Different cities have had different "Ferguson Moments." It wasn't like something magically changed everywhere when Michael Brown was (justifiable) killed. All policing is local.
In New York City the Ferguson moment may have been protests after the death of Eric Garner. Cops were verbally attacked, physically attacked, and two were killed and another bludgeoned with a hatchet. If you think none of that matters... well then you haven't talked to any New York City cop.
In Baltimore, just thinking out loud here, perhaps it was the protests and riots after the death of Freddie Gray. And the misguided criminal prosecution of innocent cops. In Cleveland, not that I know much about Cleveland, I would assume policing changed related to the killing of Tamir Rice. In Nashville? Beats me. But maybe it was giving hot chocolate and coffee to protesters. I applauded that move. Liberals like me love that shit. But I bet it pissed off a lot of the rank and file.
So no, it's not Ferguson per se.
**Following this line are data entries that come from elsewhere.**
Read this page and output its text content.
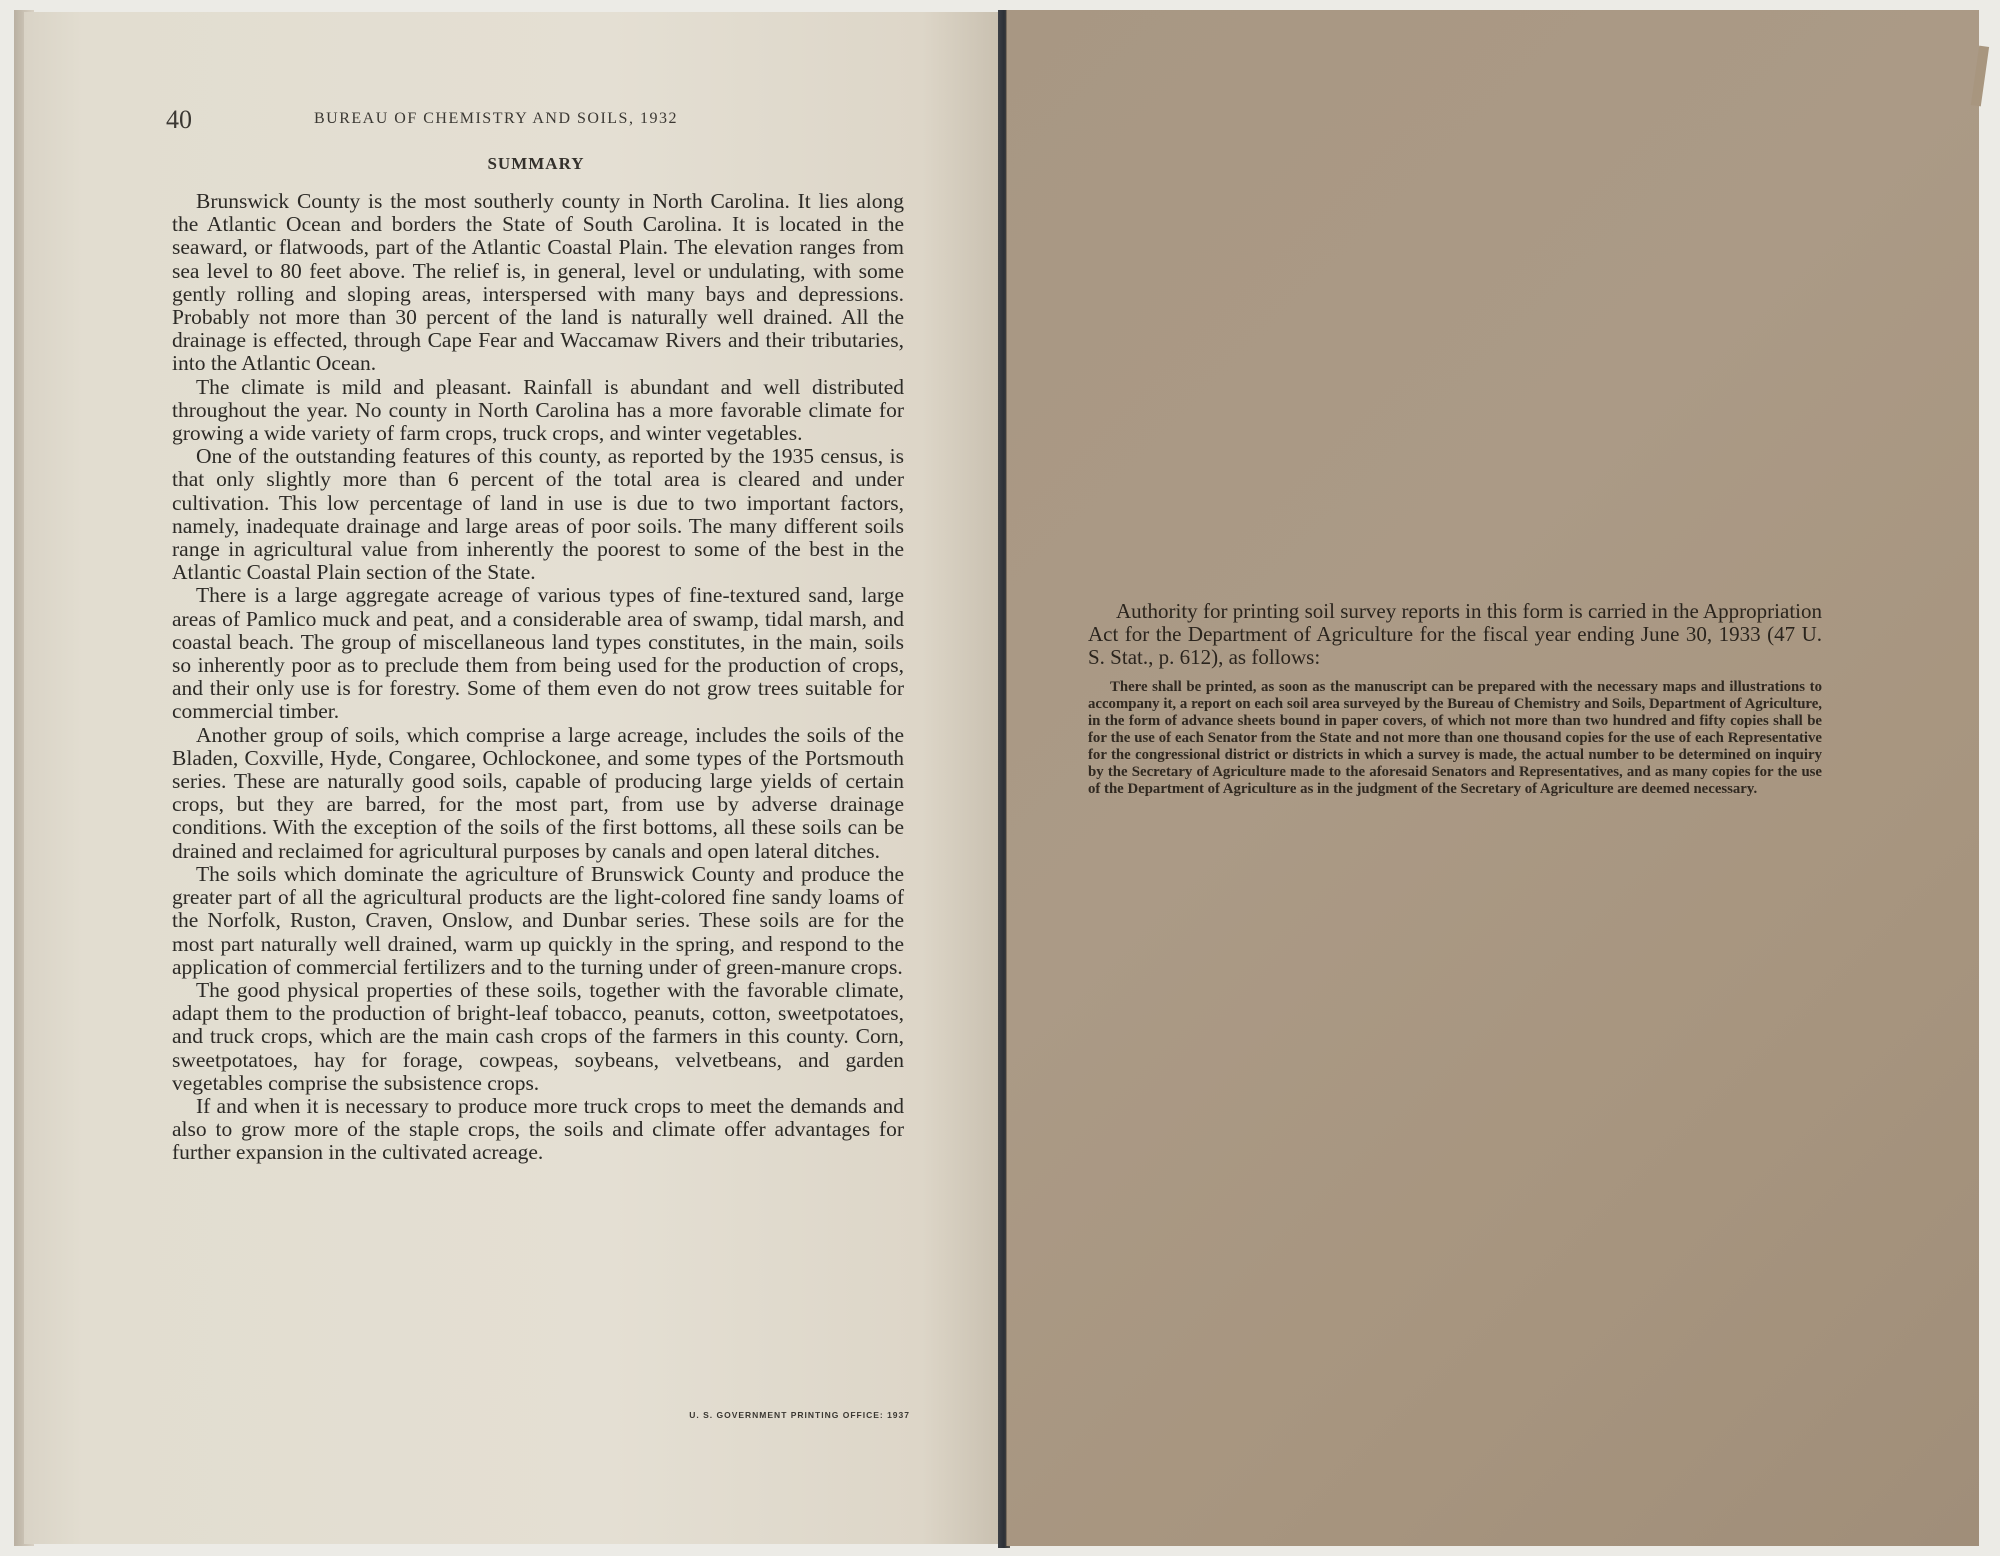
40	BUREAU OF CHEMISTRY AND SOILS, 1932
SUMMARY

Brunswick County is the most southerly county in North Carolina. It lies along the Atlantic Ocean and borders the State of South Carolina. It is located in the seaward, or flatwoods, part of the Atlantic Coastal Plain. The elevation ranges from sea level to 80 feet above. The relief is, in general, level or undulating, with some gently rolling and sloping areas, interspersed with many bays and depressions. Probably not more than 30 percent of the land is naturally well drained. All the drainage is effected, through Cape Fear and Waccamaw Rivers and their tributaries, into the Atlantic Ocean.

The climate is mild and pleasant. Rainfall is abundant and well distributed throughout the year. No county in North Carolina has a more favorable climate for growing a wide variety of farm crops, truck crops, and winter vegetables.

One of the outstanding features of this county, as reported by the 1935 census, is that only slightly more than 6 percent of the total area is cleared and under cultivation. This low percentage of land in use is due to two important factors, namely, inadequate drainage and large areas of poor soils. The many different soils range in agricultural value from inherently the poorest to some of the best in the Atlantic Coastal Plain section of the State.

There is a large aggregate acreage of various types of fine-textured sand, large areas of Pamlico muck and peat, and a considerable area of swamp, tidal marsh, and coastal beach. The group of miscellaneous land types constitutes, in the main, soils so inherently poor as to preclude them from being used for the production of crops, and their only use is for forestry. Some of them even do not grow trees suitable for commercial timber.

Another group of soils, which comprise a large acreage, includes the soils of the Bladen, Coxville, Hyde, Congaree, Ochlockonee, and some types of the Portsmouth series. These are naturally good soils, capable of producing large yields of certain crops, but they are barred, for the most part, from use by adverse drainage conditions. With the exception of the soils of the first bottoms, all these soils can be drained and reclaimed for agricultural purposes by canals and open lateral ditches.

The soils which dominate the agriculture of Brunswick County and produce the greater part of all the agricultural products are the light-colored fine sandy loams of the Norfolk, Ruston, Craven, Onslow, and Dunbar series. These soils are for the most part naturally well drained, warm up quickly in the spring, and respond to the application of commercial fertilizers and to the turning under of green-manure crops.

The good physical properties of these soils, together with the favorable climate, adapt them to the production of bright-leaf tobacco, peanuts, cotton, sweetpotatoes, and truck crops, which are the main cash crops of the farmers in this county. Corn, sweetpotatoes, hay for forage, cowpeas, soybeans, velvetbeans, and garden vegetables comprise the subsistence crops.

If and when it is necessary to produce more truck crops to meet the demands and also to grow more of the staple crops, the soils and climate offer advantages for further expansion in the cultivated acreage.

U. S. GOVERNMENT PRINTING OFFICE: 1937

Authority for printing soil survey reports in this form is carried in the Appropriation Act for the Department of Agriculture for the fiscal year ending June 30, 1933 (47 U. S. Stat., p. 612), as follows:

There shall be printed, as soon as the manuscript can be prepared with the necessary maps and illustrations to accompany it, a report on each soil area surveyed by the Bureau of Chemistry and Soils, Department of Agriculture, in the form of advance sheets bound in paper covers, of which not more than two hundred and fifty copies shall be for the use of each Senator from the State and not more than one thousand copies for the use of each Representative for the congressional district or districts in which a survey is made, the actual number to be determined on inquiry by the Secretary of Agriculture made to the aforesaid Senators and Representatives, and as many copies for the use of the Department of Agriculture as in the judgment of the Secretary of Agriculture are deemed necessary.
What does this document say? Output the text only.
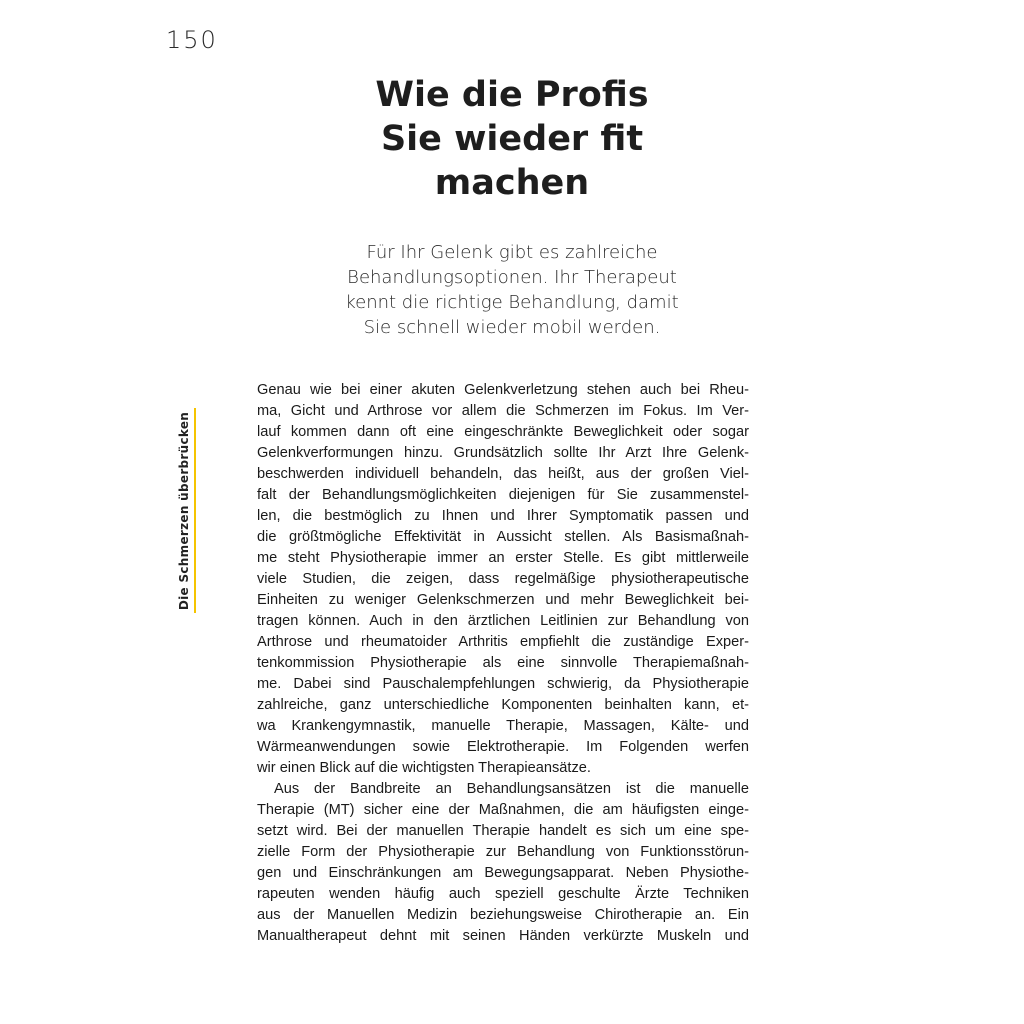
150
Die Schmerzen überbrücken
Wie die Profis
Sie wieder fit
machen
Für Ihr Gelenk gibt es zahlreiche
Behandlungsoptionen. Ihr Therapeut
kennt die richtige Behandlung, damit
Sie schnell wieder mobil werden.
Genau wie bei einer akuten Gelenkverletzung stehen auch bei Rheu-
ma, Gicht und Arthrose vor allem die Schmerzen im Fokus. Im Ver-
lauf kommen dann oft eine eingeschränkte Beweglichkeit oder sogar
Gelenkverformungen hinzu. Grundsätzlich sollte Ihr Arzt Ihre Gelenk-
beschwerden individuell behandeln, das heißt, aus der großen Viel-
falt der Behandlungsmöglichkeiten diejenigen für Sie zusammenstel-
len, die bestmöglich zu Ihnen und Ihrer Symptomatik passen und
die größtmögliche Effektivität in Aussicht stellen. Als Basismaßnah-
me steht Physiotherapie immer an erster Stelle. Es gibt mittlerweile
viele Studien, die zeigen, dass regelmäßige physiotherapeutische
Einheiten zu weniger Gelenkschmerzen und mehr Beweglichkeit bei-
tragen können. Auch in den ärztlichen Leitlinien zur Behandlung von
Arthrose und rheumatoider Arthritis empfiehlt die zuständige Exper-
tenkommission Physiotherapie als eine sinnvolle Therapiemaßnah-
me. Dabei sind Pauschalempfehlungen schwierig, da Physiotherapie
zahlreiche, ganz unterschiedliche Komponenten beinhalten kann, et-
wa Krankengymnastik, manuelle Therapie, Massagen, Kälte- und
Wärmeanwendungen sowie Elektrotherapie. Im Folgenden werfen
wir einen Blick auf die wichtigsten Therapieansätze.
Aus der Bandbreite an Behandlungsansätzen ist die manuelle
Therapie (MT) sicher eine der Maßnahmen, die am häufigsten einge-
setzt wird. Bei der manuellen Therapie handelt es sich um eine spe-
zielle Form der Physiotherapie zur Behandlung von Funktionsstörun-
gen und Einschränkungen am Bewegungsapparat. Neben Physiothe-
rapeuten wenden häufig auch speziell geschulte Ärzte Techniken
aus der Manuellen Medizin beziehungsweise Chirotherapie an. Ein
Manualtherapeut dehnt mit seinen Händen verkürzte Muskeln und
Call it whatever you effing want. (I've never been a fan of the actual term "Ferguson Effect.) I'm talking about the real-world effect of an anti-police narrative, the fear cops have of getting in trouble for doing their job, and perhaps the first-hand experience of policing anti-police protests.
Meanwhile, in Chicago:
Cops say they have avoided making many of the stops they would have routinely done last year. They fear getting in trouble for stops later deemed to be illegal and say the new cards take too much time to complete.Just coincidence, of course. There's no way to prove any of this. But I sure haven't heard any good alternative explanation. (At some point, I am partial to Occam's Razor.)
Their reluctance to make stops was borne out by a police statistic released Sunday: Officers completed 79 percent fewer contact cards in January 2016 than over the same period last year.
January 2016 was the deadliest first month of the year since 2001
The ACLU rejects any correlation between declining street stops and rising violence.... Other cities have scaled back their street stops without an explosion of shootings. The reduction of "invasive" street stops is actually a good thing.Really? Well, yes, the NYPD scaled back its stops and crime did not increase. (Not only did crime not increase, between 2011 and 2013 homicides in New York City plummeted 35 percent!)But that doesn't mean that all police stops are bad and to be prevented.
The ACLU released a report in March that found blacks accounted for 72 percent of [Chicago] stops between May and August of 2014, but just 32 percent of the city's population.Again?! Once again we have a denominator problem. Eighty percent of Chicago homicide victims are black. And presumably murderers, too, since most homicides are intra-racial. Should only 32 percent of those arrested for homicide be black? I don't think so. Are only 32 percent of public drug dealers black? No. So why would one expect only 32 percent of those stopped by police to be black?
Look, cops aren't always right. And cops will always complain. But if homicide is going up and cops are saying, "Uh, here's the problem: I can't do my job. And this is why...." Perhaps we should listen. What worries me is the goal to eliminate virtually all discretionary police activity couched int he language of social and racial justice. But if you want police to do less, there's no better way than mandating a two-page form for every stop.
We will see what happens. But crime already is up in many cities. And that -- not reducing the number of police stops -- should be our first concern.